A court date was announced on Friday for an elementary school teacher who was arrested after hundreds of snakes, many of them dead, were found in his Santa Ana home in January.
William Frederick Buchman, 53, was due in court Monday morning for arraignment on one felony count of animal abuse by a caretaker, the Orange County District Attorney’s Office announced Friday.
He was accused of “hoarding and improperly housing” hundreds of snakes, the DA’s office stated.
Santa Ana police responded to Buchman’s home on Jan. 29 after neighbors complained about a foul, nauseating smell coming from the home.

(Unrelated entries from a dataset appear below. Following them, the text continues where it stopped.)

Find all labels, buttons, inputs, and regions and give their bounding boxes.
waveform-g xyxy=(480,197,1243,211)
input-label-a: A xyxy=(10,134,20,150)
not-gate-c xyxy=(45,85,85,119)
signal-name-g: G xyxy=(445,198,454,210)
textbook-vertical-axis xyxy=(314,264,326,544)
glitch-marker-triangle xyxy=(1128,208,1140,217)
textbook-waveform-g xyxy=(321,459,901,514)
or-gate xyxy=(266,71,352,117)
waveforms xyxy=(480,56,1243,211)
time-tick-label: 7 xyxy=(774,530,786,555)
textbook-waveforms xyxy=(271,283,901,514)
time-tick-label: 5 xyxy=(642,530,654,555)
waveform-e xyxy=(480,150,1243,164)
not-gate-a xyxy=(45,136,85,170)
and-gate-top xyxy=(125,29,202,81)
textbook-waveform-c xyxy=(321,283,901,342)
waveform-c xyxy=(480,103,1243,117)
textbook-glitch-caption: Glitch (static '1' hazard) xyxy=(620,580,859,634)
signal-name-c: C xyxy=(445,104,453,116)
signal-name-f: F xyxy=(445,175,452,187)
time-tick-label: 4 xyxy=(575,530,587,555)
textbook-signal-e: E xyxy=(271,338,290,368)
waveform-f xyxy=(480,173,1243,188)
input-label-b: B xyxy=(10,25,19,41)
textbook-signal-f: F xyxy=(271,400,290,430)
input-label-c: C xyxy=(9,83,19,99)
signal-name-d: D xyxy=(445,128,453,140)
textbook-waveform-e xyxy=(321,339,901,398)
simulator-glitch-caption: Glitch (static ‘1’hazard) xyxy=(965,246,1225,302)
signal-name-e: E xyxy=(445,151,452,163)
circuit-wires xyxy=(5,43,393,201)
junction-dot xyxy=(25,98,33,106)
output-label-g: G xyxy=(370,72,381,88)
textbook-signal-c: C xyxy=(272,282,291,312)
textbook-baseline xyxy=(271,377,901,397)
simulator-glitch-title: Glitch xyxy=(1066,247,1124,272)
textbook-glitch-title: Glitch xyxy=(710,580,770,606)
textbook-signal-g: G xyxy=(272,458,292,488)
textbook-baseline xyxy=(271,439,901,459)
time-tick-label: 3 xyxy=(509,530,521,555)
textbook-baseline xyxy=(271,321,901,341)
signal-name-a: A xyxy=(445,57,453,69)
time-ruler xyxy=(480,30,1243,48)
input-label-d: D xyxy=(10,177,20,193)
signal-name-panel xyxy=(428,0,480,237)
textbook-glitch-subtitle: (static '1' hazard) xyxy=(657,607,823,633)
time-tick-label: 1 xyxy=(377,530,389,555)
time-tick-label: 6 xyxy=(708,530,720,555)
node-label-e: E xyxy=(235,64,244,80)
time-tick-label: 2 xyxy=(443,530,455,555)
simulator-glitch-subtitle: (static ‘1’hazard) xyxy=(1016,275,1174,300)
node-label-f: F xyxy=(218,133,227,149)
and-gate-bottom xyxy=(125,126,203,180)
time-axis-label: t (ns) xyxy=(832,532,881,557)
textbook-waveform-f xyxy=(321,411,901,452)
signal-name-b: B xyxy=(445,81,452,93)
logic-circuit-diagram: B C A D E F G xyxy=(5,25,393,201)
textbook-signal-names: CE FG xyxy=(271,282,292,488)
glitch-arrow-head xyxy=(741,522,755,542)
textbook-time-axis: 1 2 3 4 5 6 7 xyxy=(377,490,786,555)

Neighbors said at the time of the arrest that they had noticed the smell about six months before the home was raided. Police described the home as “unbelievable,” with rotting food, bottles of human urine on the floor and rodents feces all over.
Buchman, a teacher in the Newport Beach school district, was accused of hoarding more than 400 ball pythons in the home and failing to property care for them, the DA’s office stated.
Some 240 of the snakes were dead and decomposing, the DA’s office said and video from the home showed.
More than 180 snakes were alive but malnourished, dehydrated and “covered with mites and/or maggots,” and 20 of them died after being impounded, the DA’s office stated.
Hundreds of mice, used as food for the snakes, were in the house as well.
The remaining 162 were treated and released to Southern California animal rescue groups.
Buchman was out of custody on his own recognizance.